Expect endless economic idiocy in the commentary this week. We will be told that slow growth is the result of the “cuts”. Most will fail to remind us that public spending was up 5.3% last year (more than inflation), and is forecast to rise 3.8% this year (more than forecast inflation). Most will fail to remind us that so far this year public borrowing is as high as last year, at very high levels. How much more borrowing do these people think the UK public sector could get away with? Have they learnt nothing from Greece, Portugal and Ireland? Don’t they understand borrowing is just deferred taxation?
Slow growth is the result of weak banks, low rates of money and credit growth, high inflation and high taxes. If the public sector spends more, the private sector is made to spend less to pay for the public sector by tax rises. That squeezes consumers more , leading to further falls in real incomes.
As often reported on this site, the last year has been the tale of two sectors. The private sector has been squeezed to help pay for the public sector. Labour and Coalition tax increases have raised Income Tax, National Insurance, Oil taxes, bank taxes , CGT and VAT. The public sector so far overall has had extra spending power. Many commentators have muddled up which sector is being squeezed.
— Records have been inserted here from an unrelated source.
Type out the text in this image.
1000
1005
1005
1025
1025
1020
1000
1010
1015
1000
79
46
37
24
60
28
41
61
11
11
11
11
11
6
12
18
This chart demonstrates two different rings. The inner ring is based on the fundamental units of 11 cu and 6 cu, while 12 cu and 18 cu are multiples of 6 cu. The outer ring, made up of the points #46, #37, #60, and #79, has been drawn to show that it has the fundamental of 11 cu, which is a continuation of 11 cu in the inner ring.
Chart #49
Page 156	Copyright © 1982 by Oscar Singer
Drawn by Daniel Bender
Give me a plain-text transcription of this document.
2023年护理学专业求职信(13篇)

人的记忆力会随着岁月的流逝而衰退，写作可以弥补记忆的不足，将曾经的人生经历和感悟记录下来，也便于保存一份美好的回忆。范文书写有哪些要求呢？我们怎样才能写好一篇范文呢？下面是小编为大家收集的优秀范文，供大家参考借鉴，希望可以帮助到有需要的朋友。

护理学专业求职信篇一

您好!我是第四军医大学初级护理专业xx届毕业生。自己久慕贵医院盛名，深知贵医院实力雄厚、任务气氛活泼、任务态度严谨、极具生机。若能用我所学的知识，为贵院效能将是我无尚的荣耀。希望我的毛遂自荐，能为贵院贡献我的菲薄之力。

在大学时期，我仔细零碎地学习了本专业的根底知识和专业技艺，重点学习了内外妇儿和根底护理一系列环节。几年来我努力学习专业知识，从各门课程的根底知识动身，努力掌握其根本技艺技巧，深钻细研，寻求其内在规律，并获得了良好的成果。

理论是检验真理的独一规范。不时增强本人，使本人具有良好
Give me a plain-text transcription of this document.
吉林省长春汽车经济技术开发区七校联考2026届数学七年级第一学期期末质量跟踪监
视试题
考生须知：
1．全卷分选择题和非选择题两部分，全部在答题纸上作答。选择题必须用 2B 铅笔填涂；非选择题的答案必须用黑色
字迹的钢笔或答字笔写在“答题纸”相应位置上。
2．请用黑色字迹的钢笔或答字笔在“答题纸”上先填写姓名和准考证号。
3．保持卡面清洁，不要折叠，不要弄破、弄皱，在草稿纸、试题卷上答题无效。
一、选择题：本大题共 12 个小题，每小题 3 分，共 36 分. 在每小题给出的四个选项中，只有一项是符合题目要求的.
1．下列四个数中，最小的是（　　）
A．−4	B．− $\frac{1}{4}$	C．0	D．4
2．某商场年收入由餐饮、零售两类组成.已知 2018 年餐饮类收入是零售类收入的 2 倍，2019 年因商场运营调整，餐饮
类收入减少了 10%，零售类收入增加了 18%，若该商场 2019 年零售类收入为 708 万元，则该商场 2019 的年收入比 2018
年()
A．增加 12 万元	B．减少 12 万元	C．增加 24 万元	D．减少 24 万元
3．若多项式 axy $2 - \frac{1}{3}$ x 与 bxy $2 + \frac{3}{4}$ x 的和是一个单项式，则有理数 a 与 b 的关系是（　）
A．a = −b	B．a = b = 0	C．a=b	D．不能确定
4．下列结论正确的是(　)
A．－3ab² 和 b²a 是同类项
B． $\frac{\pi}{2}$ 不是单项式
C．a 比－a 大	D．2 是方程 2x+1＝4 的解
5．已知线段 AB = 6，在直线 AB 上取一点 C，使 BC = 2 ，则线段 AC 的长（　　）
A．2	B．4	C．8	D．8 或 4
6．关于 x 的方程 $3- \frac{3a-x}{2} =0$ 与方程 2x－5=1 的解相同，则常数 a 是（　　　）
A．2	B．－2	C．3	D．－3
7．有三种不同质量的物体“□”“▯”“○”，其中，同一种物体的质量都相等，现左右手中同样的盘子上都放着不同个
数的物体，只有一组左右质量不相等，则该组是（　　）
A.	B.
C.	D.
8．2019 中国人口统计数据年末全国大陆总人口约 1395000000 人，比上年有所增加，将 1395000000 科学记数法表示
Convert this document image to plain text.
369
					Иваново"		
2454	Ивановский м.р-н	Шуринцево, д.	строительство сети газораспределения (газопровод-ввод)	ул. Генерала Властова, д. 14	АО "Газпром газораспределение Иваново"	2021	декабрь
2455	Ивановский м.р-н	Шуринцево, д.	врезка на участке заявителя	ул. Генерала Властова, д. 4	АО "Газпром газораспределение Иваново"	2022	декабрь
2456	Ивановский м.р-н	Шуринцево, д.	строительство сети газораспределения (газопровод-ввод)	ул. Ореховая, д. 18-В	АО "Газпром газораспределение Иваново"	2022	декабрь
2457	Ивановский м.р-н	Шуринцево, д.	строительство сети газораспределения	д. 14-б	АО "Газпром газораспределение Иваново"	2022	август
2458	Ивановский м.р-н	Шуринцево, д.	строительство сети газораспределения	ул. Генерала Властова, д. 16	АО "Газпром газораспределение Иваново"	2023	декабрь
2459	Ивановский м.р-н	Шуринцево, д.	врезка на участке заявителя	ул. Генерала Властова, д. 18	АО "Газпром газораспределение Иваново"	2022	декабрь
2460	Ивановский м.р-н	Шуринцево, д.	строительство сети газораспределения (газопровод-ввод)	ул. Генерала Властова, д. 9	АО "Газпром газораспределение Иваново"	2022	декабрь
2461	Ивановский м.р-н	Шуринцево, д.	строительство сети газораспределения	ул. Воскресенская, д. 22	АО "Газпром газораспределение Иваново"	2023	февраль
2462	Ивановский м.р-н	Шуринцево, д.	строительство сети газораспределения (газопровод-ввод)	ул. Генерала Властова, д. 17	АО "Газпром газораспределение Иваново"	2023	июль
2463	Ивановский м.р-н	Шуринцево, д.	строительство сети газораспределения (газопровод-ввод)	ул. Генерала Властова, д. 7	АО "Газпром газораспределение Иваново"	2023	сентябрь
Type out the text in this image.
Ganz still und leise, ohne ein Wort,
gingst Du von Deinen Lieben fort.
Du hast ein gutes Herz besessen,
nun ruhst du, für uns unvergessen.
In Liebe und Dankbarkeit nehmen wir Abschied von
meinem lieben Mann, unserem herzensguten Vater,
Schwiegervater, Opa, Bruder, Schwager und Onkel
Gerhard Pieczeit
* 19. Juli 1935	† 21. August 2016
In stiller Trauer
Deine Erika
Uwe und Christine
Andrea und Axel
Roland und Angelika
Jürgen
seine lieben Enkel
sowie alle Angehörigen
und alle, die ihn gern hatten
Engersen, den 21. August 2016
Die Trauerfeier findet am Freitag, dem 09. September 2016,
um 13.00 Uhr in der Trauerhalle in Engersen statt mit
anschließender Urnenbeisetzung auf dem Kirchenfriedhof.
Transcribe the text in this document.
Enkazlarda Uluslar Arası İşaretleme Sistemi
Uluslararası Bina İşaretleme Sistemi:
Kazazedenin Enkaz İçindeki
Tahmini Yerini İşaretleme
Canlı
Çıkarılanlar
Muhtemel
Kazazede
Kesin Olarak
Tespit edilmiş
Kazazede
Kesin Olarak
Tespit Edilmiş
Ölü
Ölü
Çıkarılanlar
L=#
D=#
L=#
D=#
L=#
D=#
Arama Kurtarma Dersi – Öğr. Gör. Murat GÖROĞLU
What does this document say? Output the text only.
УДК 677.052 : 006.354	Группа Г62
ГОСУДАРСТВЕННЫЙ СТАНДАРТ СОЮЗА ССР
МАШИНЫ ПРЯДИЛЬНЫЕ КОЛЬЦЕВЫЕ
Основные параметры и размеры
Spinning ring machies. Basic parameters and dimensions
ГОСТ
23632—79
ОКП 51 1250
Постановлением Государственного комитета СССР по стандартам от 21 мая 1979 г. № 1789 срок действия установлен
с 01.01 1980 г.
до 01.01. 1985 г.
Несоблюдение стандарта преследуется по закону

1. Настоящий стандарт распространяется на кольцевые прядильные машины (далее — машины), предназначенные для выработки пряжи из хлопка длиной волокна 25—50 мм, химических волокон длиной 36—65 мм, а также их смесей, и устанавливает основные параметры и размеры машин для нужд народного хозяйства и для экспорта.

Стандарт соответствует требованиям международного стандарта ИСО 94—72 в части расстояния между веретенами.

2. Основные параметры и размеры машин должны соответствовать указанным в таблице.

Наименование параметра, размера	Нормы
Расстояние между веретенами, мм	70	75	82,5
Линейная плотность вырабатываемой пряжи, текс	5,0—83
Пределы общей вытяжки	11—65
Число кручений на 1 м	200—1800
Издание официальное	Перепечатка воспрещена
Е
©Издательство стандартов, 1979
The public sector has to live with much lower rates of cash spending growth in the second half of this Parliament, according to the plans. Most of the debates about “cuts” have been about future cuts. The rest is down to decisions about which areas get larger rises than average and which get falls to help pay for the increases elsewhere.
What could the government do to speed growth? As said here many times, mend the banks, cut tax rates on earning and enterprise to raise more revenue, deregulate, and invest (using private capital) in energy and transport improvements.